MONT-CARMEL – Dozens of pickup trucks line the side of the road, unmistakably marking the gathering point of a pack of all-terrain vehicle enthusiasts.
© Ryan Cooke/Journal Pioneer
Norman Gallant, with his daughters Colleen (second right) and Kim stands beside a board dedicated to the memory of his wife, who lost her battle with cancer two years ago.
Beside the trucks, an icy path cuts through a thickly wooded area down to a clearing, with smoke billowing into the air and the scent of barbequed hotdogs lingering. In the clearing sits a cabin, bustling with people eating and getting ready for the big ride ahead.
Most people are smiling, as the adults mingle and talk while the kids play. Many, however, are smiling with heavy hearts.
The ride on Sunday afternoon was organized by the P.E.I. ATV Federation, and put together in honour of a dedicated member, Corinne Gallant, who lost her battle with cancer two years ago.
“Corinne was a big part of the organization,” said Daniel Richard, vice-president of the federation. “She was always here with her husband, Norman, dishing up food or helping out wherever she could.”
Richard calls out to a fellow member to take over barbequing as he goes inside to check on the registration numbers. In total, 59 ATVs have been registered as of the 1 p.m. start time, however, the sound of engines growing ever louder outside suggests more are on the way.
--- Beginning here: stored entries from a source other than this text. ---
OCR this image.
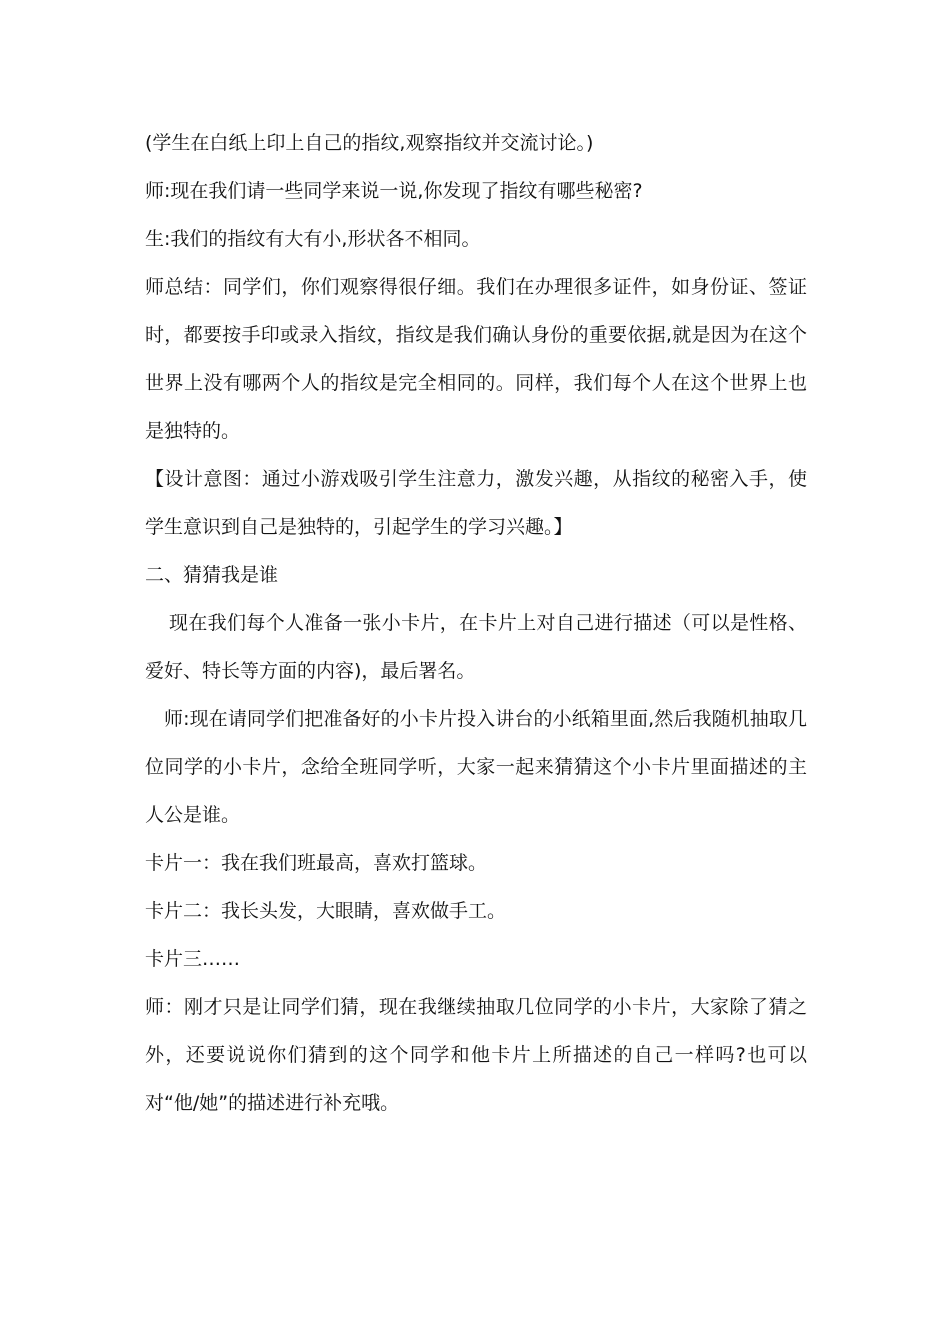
(学生在白纸上印上自己的指纹,观察指纹并交流讨论。)

师:现在我们请一些同学来说一说,你发现了指纹有哪些秘密?

生:我们的指纹有大有小,形状各不相同。

师总结：同学们，你们观察得很仔细。我们在办理很多证件，如身份证、签证时，都要按手印或录入指纹，指纹是我们确认身份的重要依据,就是因为在这个世界上没有哪两个人的指纹是完全相同的。同样，我们每个人在这个世界上也是独特的。

【设计意图：通过小游戏吸引学生注意力，激发兴趣，从指纹的秘密入手，使学生意识到自己是独特的，引起学生的学习兴趣。】

二、猜猜我是谁

现在我们每个人准备一张小卡片，在卡片上对自己进行描述（可以是性格、爱好、特长等方面的内容)，最后署名。

师:现在请同学们把准备好的小卡片投入讲台的小纸箱里面,然后我随机抽取几位同学的小卡片，念给全班同学听，大家一起来猜猜这个小卡片里面描述的主人公是谁。

卡片一：我在我们班最高，喜欢打篮球。

卡片二：我长头发，大眼睛，喜欢做手工。

卡片三……

师：刚才只是让同学们猜，现在我继续抽取几位同学的小卡片，大家除了猜之外，还要说说你们猜到的这个同学和他卡片上所描述的自己一样吗?也可以对“他/她”的描述进行补充哦。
The cabin, built in 2009, was made to be a spot for the members to meet. Many friendships have been formed inside the four walls since then, many of which involved Corinne.
On a table inside sits a display dedicated to her memory. Photos of Corinne and her daughters, Kim and Colleen, fill up the display, as well as shots of her and Norman. In each photo, all four are smiling.
Standing just outside the door, Norman meets everybody who walks up to him with the same smile. It’s a bittersweet day, but he’s enjoying himself.
“It’s so nice to see everybody here,” he said. “I just saw there’s 59 here so far, so that’s great.”
When Richard came to him with the idea, Norman and his daughters were unanimous in agreeing to it. This clearing, the cabin, the ATVs – it all has a very special meaning for them.
“So often we would come here and play crib,” Norman said with a smile. “Best two-out-of-three.”
The riders later battled each other in an auction, with prizes ranging from helmets and tools, to lobster dinners. All proceeds will go to a charity to be determined later.
For the Gallant family, the day celebrates a person who will always be in their life.
“We were together for 40 years, so it was a shock to the system for me and my daughters,” Norman said.
After spending 20 of those years on the trails, Norman invited his wife for one more ride this afternoon.
“I went to the cemetery before I came here today to tell her. She would really enjoy this.”